Revolutionär Sozialistische Organisation

Deutsche Bahn: Gewinne auf Kosten der Sicherheit

Sonnabend 5. Februar 2011

Beim schrecklichen Zugunfall bei Hordorf (Sachsen-Anhalt) haben Polizei und Politiker schnell nach einem Buhmann gesucht … und den Lokführer des Güterzuges gefunden.

Dabei würde es sich lohnen, die Bahnunternehmen genauer unter die Lupe zu nehmen. Zig Firmen tummeln sich auf der Strecke. Die beiden Unglückszüge gehörten unterschiedlichen Privatbahnen. Wie alle Bahnunternehmen sind sie nur unterwegs, um Gewinne zu machen.

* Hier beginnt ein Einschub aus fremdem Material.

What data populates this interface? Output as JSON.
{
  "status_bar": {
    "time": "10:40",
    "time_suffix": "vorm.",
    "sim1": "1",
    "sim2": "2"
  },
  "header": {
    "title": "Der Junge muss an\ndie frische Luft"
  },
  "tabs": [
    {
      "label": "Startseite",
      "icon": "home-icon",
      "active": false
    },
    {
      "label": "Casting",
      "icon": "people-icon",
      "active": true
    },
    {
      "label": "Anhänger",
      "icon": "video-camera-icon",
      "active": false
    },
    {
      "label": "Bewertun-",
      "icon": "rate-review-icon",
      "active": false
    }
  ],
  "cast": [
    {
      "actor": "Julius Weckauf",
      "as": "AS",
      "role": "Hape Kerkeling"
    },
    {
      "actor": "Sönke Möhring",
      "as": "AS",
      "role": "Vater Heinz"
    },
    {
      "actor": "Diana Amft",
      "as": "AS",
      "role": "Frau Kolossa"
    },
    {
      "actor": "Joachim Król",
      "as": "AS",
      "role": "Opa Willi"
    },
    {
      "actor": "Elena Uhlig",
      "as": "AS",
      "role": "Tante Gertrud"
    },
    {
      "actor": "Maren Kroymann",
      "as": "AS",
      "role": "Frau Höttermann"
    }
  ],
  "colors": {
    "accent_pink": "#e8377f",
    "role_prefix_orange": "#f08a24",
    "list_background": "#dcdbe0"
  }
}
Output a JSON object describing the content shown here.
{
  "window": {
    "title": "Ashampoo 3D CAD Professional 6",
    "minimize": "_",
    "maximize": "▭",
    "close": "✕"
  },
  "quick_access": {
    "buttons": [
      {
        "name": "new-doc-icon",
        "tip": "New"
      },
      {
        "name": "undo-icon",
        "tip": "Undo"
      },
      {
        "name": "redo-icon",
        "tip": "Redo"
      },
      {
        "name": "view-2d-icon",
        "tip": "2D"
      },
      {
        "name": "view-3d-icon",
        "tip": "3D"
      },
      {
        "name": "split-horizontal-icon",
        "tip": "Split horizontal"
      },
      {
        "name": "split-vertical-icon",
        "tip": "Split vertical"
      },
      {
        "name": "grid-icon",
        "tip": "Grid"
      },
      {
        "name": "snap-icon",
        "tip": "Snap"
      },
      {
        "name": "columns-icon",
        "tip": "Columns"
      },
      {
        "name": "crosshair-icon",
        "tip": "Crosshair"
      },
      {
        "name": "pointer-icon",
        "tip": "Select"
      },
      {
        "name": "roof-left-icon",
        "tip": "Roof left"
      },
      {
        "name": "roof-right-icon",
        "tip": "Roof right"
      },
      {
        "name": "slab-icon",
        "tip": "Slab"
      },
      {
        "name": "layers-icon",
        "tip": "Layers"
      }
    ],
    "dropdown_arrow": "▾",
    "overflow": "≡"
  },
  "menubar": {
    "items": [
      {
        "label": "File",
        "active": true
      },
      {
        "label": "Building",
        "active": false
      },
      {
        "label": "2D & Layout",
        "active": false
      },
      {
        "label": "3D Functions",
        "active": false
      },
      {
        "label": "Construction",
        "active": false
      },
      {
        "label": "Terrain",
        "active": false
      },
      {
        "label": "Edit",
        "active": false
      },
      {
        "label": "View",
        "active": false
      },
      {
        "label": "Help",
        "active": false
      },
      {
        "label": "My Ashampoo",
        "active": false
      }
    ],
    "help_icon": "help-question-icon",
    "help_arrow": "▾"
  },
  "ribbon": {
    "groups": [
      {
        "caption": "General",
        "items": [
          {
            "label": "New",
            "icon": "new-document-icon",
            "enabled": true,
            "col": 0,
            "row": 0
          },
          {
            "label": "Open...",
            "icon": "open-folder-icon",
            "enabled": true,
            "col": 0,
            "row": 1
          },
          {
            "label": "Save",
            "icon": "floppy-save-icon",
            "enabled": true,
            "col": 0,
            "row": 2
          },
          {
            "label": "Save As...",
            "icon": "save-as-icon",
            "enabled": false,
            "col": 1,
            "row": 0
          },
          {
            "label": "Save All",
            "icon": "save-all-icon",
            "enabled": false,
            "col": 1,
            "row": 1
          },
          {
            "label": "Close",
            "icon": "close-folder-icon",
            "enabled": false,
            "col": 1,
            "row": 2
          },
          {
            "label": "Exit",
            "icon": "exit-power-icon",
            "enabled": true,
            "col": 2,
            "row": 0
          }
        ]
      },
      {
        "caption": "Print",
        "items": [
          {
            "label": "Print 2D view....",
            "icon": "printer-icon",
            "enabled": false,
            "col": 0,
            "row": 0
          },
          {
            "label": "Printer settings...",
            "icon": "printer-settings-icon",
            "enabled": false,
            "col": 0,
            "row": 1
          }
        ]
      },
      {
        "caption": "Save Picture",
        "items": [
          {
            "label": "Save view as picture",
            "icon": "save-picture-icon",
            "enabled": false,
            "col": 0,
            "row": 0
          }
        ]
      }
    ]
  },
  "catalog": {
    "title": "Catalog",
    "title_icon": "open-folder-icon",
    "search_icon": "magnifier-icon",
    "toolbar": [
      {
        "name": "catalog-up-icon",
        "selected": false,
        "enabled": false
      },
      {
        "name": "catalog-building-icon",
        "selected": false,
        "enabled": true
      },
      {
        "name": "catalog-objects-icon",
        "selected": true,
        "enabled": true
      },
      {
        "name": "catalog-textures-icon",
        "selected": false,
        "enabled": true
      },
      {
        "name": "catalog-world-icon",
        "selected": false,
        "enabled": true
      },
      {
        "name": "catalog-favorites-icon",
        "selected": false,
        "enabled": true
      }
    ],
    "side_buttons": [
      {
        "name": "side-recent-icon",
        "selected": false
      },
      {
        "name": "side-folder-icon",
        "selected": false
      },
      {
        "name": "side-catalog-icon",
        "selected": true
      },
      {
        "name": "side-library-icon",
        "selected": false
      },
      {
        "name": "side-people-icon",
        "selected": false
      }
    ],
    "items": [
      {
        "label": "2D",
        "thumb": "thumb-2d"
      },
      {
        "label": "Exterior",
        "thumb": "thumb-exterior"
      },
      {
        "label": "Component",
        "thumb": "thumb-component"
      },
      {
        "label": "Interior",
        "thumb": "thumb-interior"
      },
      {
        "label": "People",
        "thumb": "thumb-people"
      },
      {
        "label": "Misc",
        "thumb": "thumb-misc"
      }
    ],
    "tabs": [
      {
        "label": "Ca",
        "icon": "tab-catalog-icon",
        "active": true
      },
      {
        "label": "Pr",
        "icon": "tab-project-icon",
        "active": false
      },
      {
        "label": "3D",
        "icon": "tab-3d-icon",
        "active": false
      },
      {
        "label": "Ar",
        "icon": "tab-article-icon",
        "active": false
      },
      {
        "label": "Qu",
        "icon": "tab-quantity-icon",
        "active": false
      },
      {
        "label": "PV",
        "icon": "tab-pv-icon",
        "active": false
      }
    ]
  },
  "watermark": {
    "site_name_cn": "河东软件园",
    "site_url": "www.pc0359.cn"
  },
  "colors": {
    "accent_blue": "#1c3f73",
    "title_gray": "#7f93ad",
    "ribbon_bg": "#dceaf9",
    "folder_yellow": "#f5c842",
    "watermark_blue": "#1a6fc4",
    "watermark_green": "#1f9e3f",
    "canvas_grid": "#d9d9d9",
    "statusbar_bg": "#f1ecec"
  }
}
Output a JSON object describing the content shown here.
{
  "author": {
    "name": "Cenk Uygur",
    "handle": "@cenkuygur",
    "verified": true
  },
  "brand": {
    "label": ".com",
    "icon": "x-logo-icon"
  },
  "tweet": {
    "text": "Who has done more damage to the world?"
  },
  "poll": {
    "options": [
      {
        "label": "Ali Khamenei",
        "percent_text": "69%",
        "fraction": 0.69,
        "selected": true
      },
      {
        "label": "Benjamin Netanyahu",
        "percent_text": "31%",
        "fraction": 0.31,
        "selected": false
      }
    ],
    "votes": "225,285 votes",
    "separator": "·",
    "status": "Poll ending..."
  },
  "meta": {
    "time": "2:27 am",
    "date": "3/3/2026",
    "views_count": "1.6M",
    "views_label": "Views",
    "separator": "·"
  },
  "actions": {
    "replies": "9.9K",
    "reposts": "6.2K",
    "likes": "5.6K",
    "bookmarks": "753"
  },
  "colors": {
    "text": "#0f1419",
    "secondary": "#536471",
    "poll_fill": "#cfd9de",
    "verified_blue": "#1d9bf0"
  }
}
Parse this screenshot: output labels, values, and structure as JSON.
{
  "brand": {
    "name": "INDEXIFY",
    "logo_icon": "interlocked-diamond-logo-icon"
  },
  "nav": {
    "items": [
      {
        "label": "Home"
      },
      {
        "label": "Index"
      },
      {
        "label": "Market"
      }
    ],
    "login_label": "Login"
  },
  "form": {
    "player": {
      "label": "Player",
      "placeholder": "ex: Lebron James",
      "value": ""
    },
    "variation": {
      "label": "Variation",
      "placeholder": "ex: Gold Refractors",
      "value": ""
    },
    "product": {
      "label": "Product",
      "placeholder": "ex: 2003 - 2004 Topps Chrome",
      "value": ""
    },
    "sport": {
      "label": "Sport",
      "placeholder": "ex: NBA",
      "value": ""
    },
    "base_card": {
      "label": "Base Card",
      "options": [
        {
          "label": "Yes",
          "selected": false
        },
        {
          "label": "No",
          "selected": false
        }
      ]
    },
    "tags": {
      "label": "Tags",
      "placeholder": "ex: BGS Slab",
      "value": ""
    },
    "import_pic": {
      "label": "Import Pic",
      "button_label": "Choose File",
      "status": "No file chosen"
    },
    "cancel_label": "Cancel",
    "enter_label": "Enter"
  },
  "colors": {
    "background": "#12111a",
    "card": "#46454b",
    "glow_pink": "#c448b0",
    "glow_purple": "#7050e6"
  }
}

Deshalb sind auch Sicherheitsmängel an Zügen weit verbreitet. 2009 schlug das Eisenbahnbundesamt Alarm, weil offenbar Tausende Güterzüge Risse an Radachsen und andere Mängel hatten.

Für Gleise und Signale ist die Bahn- Tochter DB Netz AG verantwortlich. Die vielbefahrene Strecke bei Hordorf hat dort, wo der Unfall passierte, nur ein Gleis für beide Richtungen. Züge müssen aufeinander warten. Doch die Technik erinnert an Dampflokzeiten, obwohl es ist ein alter Hut ist, an Signalen Magnete einzubauen, die den Zug zwangsweise bremsen, falls der Lokführer bei Rot fährt. DB Netz hat sich das gespart. Dabei hat DB Netz im Jahr 2009 über eine Milliarde Euro Gewinn an den Konzern weitergeleitet. Viel Geld… investiert in Sicherheitstechnik hätte es zehn Leben gerettet.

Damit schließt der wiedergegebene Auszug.